Inducing Overthink: Hierarchical Genetic Algorithm-based DoS Attack on Black-Box Large Language Reasoning Models

Large Reasoning Models (LRMs) are increasingly integrated into systems requiring reliable multi-step inference, yet this growing dependence exposes new vulnerabilities related to computational availability. In particular, LRMs exhibit a tendency to "overthink", producing excessively long and redundant reasoning traces, when confronted with incomplete or logically inconsistent inputs. This behavior significantly increases inference latency and energy consumption, forming a potential vector for denial-of-service (DoS) style resource exhaustion. In this work, we investigate this attack surface and propose an automated black-box framework that induces overthinking in LRMs by systematically perturbing the logical structure of input problems. Our method employs a hierarchical genetic algorithm (HGA) operating on structured problem decompositions, and optimizes a composite fitness function designed to maximize both response length and reflective overthinking markers. Across four state-of-the-art reasoning models, the proposed method substantially amplifies output length, achieving up to a 26.1x increase on the MATH benchmark and consistently outperforming benign and manually crafted missing-premise baselines. We further demonstrate strong transferability, showing that adversarial inputs evolved using a small proxy model retain high effectiveness against large commercial LRMs. These findings highlight overthinking as a shared and exploitable vulnerability in modern reasoning systems, underscoring the need for more robust defenses.

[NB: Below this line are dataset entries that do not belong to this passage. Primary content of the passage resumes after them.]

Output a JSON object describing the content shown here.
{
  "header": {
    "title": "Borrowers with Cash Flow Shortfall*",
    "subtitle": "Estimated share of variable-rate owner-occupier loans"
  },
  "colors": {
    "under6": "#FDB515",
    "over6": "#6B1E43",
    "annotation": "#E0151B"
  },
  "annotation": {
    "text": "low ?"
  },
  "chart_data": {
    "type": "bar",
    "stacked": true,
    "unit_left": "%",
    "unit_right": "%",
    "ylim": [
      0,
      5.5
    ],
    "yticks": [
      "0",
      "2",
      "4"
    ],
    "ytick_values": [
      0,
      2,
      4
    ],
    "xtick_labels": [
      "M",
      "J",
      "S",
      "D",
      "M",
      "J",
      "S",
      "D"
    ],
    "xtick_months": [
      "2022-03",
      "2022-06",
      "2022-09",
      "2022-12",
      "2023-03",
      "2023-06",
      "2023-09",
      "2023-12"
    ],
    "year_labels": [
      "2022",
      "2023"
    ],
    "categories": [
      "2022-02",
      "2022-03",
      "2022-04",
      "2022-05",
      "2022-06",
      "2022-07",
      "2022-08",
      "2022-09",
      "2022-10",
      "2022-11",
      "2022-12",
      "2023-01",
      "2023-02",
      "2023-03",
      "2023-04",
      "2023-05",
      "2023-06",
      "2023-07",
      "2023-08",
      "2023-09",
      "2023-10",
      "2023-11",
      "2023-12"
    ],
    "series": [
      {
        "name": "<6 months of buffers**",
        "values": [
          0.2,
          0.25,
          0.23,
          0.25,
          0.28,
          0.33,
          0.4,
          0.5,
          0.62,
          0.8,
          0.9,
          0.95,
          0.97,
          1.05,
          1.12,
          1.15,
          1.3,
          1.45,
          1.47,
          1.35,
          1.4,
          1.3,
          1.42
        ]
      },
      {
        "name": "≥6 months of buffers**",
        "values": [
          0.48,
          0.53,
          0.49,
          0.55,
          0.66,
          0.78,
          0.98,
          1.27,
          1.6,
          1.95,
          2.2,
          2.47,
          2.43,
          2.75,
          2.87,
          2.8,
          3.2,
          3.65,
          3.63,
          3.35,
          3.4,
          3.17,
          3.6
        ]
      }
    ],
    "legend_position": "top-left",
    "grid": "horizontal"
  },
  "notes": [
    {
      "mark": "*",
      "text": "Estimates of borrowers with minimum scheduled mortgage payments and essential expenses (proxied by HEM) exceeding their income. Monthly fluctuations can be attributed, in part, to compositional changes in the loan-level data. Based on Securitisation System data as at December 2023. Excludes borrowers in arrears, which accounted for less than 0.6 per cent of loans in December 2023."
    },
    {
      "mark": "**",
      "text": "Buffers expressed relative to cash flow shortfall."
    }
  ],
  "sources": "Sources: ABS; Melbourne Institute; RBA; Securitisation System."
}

翻译：大型推理模型（Large Reasoning Models, LRMs）正日益集成到需要可靠多步推理的系统中，然而这种日益增长的依赖性暴露了与计算可用性相关的新漏洞。特别是，当面对不完整或逻辑不一致的输入时，LRMs 表现出“过度思考”的倾向，会产生过长且冗余的推理轨迹。这种行为显著增加了推理延迟和能耗，形成了拒绝服务（DoS）式资源耗尽的潜在攻击向量。在本工作中，我们研究了这一攻击面，并提出了一种自动化黑盒框架，通过系统性地扰动输入问题的逻辑结构来诱导 LRMs 的过度思考。我们的方法采用了一种层次遗传算法（Hierarchical Genetic Algorithm, HGA），该算法作用于结构化的问题分解，并优化了一个复合适应度函数，该函数旨在最大化响应长度和反思性过度思考标记。在四个最先进的推理模型上，所提出的方法显著放大了输出长度，在MATH基准测试上实现了高达26.1倍的增加，并持续优于良性及人工构造的缺失前提基线。我们进一步展示了强大的可迁移性，表明使用小型代理模型演化的对抗性输入对大型商业LRMs保持了高有效性。这些发现突显了过度思考是现代推理系统中一种共有的、可被利用的漏洞，强调了需要更鲁棒的防御措施。